Sonntag, 13. September 2009

Sturmbezwinger!

Es ist Nacht. Zwar will uns das Schiff mit seinen sanften Bewegungen in den Schlaf wiegen, doch ich bin längst hellwach. Das Geräusch, das mich weckte, kam mir vom letzten Törn nur allzu bekannt vor. Im Rigg nämlich schlagen lose Leinen an die Wanten und an den Mast. Dazu pfeift es durch das Rigg. Ganz klare Sache: Der Wind wird immer stärker. Und immer wieder prasseln kurze Schauer über das Deck. Das kann ja morgen was werden, denke ich mir noch und träume auf einmal wieder von günstigen Winden und dem Schaukel auf dem Meer.

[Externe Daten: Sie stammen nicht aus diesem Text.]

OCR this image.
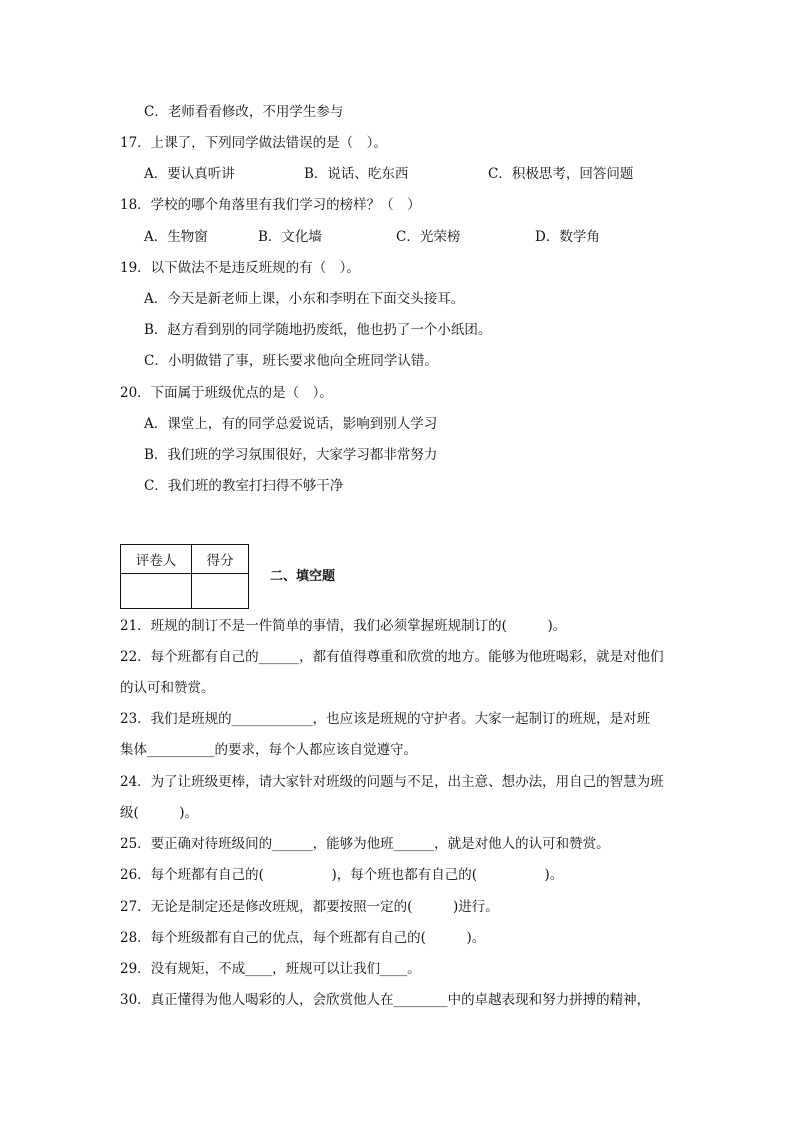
C．老师看看修改，不用学生参与
17．上课了，下列同学做法错误的是（　）。
A．要认真听讲	B．说话、吃东西	C．积极思考，回答问题
18．学校的哪个角落里有我们学习的榜样？（　）
A．生物窗	B．文化墙	C．光荣榜	D．数学角
19．以下做法不是违反班规的有（　）。
A．今天是新老师上课，小东和李明在下面交头接耳。
B．赵方看到别的同学随地扔废纸，他也扔了一个小纸团。
C．小明做错了事，班长要求他向全班同学认错。
20．下面属于班级优点的是（　）。
A．课堂上，有的同学总爱说话，影响到别人学习
B．我们班的学习氛围很好，大家学习都非常努力
C．我们班的教室打扫得不够干净
评卷人	得分

二、填空题
21．班规的制订不是一件简单的事情，我们必须掌握班规制订的(　　　)。
22．每个班都有自己的______，都有值得尊重和欣赏的地方。能够为他班喝彩，就是对他们
的认可和赞赏。
23．我们是班规的____________，也应该是班规的守护者。大家一起制订的班规，是对班
集体__________的要求，每个人都应该自觉遵守。
24．为了让班级更棒，请大家针对班级的问题与不足，出主意、想办法，用自己的智慧为班
级(　　　)。
25．要正确对待班级间的______，能够为他班______，就是对他人的认可和赞赏。
26．每个班都有自己的(　　　　　)，每个班也都有自己的(　　　　　)。
27．无论是制定还是修改班规，都要按照一定的(　　　)进行。
28．每个班级都有自己的优点，每个班都有自己的(　　　)。
29．没有规矩，不成____，班规可以让我们____。
30．真正懂得为他人喝彩的人，会欣赏他人在________中的卓越表现和努力拼搏的精神，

Es ist morgens und wir stehen auf. Dicke Regenwolken hängen über uns. Frühstück gibt’s nur unter Deck, denn draußen regnet es immer wieder. Dann machen wir alles klar zur Abfahrt. Die Klamotten werden gesichert. Die Route eingegeben. Ich verlängere die luvseitigen Vorderleinen, um nachher kontrolliert aus der Box zu kommen. Unsere Liegeplatznachbarn haben dieselbe Idee und helfen mir. Wir kommen kurz ins Gespräch und es stellt sich heraus, dass sie unseren Windschatten noch für das Ablegemanöver nutzen wollen. Gerne warten wir und gucken zu – vielleicht lernen wir ja noch etwas!
Unsere Nachbarn kommen mit dem Heck in den Wind aus unserem Windschatten, drehen weg und mit der Nase zu uns. Gerne springe ich ein und drücke sie von unserem Boot weg. Ich kenne das ja nur zu gut...Und dann sind wir dran. Es gelingt ein perfekter Ableger.

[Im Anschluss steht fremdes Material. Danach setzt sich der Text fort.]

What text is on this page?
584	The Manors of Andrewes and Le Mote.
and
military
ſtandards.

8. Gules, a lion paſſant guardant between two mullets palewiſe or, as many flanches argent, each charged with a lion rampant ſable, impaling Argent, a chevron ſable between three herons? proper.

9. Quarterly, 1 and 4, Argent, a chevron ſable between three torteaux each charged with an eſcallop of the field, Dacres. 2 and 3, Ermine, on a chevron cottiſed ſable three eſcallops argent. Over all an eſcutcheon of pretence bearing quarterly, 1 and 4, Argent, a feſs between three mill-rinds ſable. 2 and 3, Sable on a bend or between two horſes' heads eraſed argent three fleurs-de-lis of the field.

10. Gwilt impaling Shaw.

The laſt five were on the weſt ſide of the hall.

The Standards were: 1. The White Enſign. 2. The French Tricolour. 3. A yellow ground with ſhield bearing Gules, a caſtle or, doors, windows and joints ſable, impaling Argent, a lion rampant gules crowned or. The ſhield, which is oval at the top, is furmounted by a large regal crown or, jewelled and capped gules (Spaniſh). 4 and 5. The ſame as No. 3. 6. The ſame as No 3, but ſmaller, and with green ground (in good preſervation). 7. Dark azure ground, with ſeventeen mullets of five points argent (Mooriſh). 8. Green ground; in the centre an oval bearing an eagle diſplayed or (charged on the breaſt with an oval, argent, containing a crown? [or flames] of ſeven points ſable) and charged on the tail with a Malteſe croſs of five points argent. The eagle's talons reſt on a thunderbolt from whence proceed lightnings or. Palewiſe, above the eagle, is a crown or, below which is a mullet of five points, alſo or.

Wir haben Nordwind, der uns auf Raumwind- und Vorwindkurs recht sicher nach Haus bringen wird. Ich entscheide, nur das Groß zu setzen – In Erinnerung an die Fahrt von Hiddensee nach Stralsund ist es mir nichts, das Genua zu setzen. Der Plan geht au
f und wir haben gute Fahrt bei stabilem Kurs.

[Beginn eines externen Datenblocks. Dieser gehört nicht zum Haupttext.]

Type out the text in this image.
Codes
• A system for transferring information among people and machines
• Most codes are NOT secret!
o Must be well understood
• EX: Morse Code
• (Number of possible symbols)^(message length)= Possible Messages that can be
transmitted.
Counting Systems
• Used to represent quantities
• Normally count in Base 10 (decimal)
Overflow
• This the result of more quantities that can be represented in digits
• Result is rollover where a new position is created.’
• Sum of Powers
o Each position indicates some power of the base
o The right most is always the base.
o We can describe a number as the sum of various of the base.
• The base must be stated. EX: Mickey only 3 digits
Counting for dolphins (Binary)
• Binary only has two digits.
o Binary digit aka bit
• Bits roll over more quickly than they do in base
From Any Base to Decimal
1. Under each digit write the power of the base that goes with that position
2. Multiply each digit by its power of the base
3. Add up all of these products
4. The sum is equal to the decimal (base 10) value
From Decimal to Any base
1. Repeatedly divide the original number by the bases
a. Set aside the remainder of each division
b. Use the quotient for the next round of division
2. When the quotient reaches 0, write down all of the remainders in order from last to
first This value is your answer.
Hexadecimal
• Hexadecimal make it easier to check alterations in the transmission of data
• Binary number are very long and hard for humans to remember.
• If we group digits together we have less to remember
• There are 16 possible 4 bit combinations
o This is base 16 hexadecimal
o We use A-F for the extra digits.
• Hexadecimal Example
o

Weiter draußen wird es ungemütlicher. Die Wellen werden immer höher. Ab und zu kommt eine Riesenwelle vorbei und ich bin immer noch etwas unsicher, wie ich sie aussteuern soll. Ab und zu drehe ich mich um und sehe Mo’s herrlichen Blick nach achtern. Dort nämlich glitzert die Sonne im Wasser, der Himmel ist oft blau und man sieht genau, wenn eine Welle näher kommt. Ein schöner Anblick. Und ich fange an zu träumen, wie es wohl wäre, auf dem Ozean und mit Autopilot selbst diesen Blick genießen zu können.
Irgendwann drehe ich mich mal wieder um und sehe nun keinen blauen Himmel mehr, eher eine krasse Regenfront. Der Wind nimmt nicht zu, die Wellen auch nicht. Ich denke mir, ach das wird nur nass und gut ist. Als es anfängt zu regnen sage ich meine Mannschaft, dass sie gern runter gehen kann.
Doch was ist nun los? Nicht nur Regen, nein auch heftigster Wind schlägt auf einmal ins Segel. 30, 35, 38 Knoten misst der Windmesser auf einmal, und wir haben achterlichen Wind, der gemessene scheinbare Wind ist also noch etwas schwächer als der wahre Wind.
Irgendwann müssen wir auf Halbwind wechseln. Der Wind drückt uns von backbord kommend ganz schön auf die Seite. Dazu kommt die See von de
rselben Seite und versetzt unsere Caro ordentlich in Bewegung. Endlich kann ich irgendwann an der Greifswaldtonne wieder auf Raumwindkurs gehen.
Ein ziemlich großes Schiff tutet auf einmal und will vorbei. Ich mache Platz, muss dazu aber halsen. Und das bei diesem starke Wind. Die Halse sieht ganz schön unkontrolliert aus, aber gut, sie gelingt und das Segelschulschiff kann passieren. Und dann geht es heim.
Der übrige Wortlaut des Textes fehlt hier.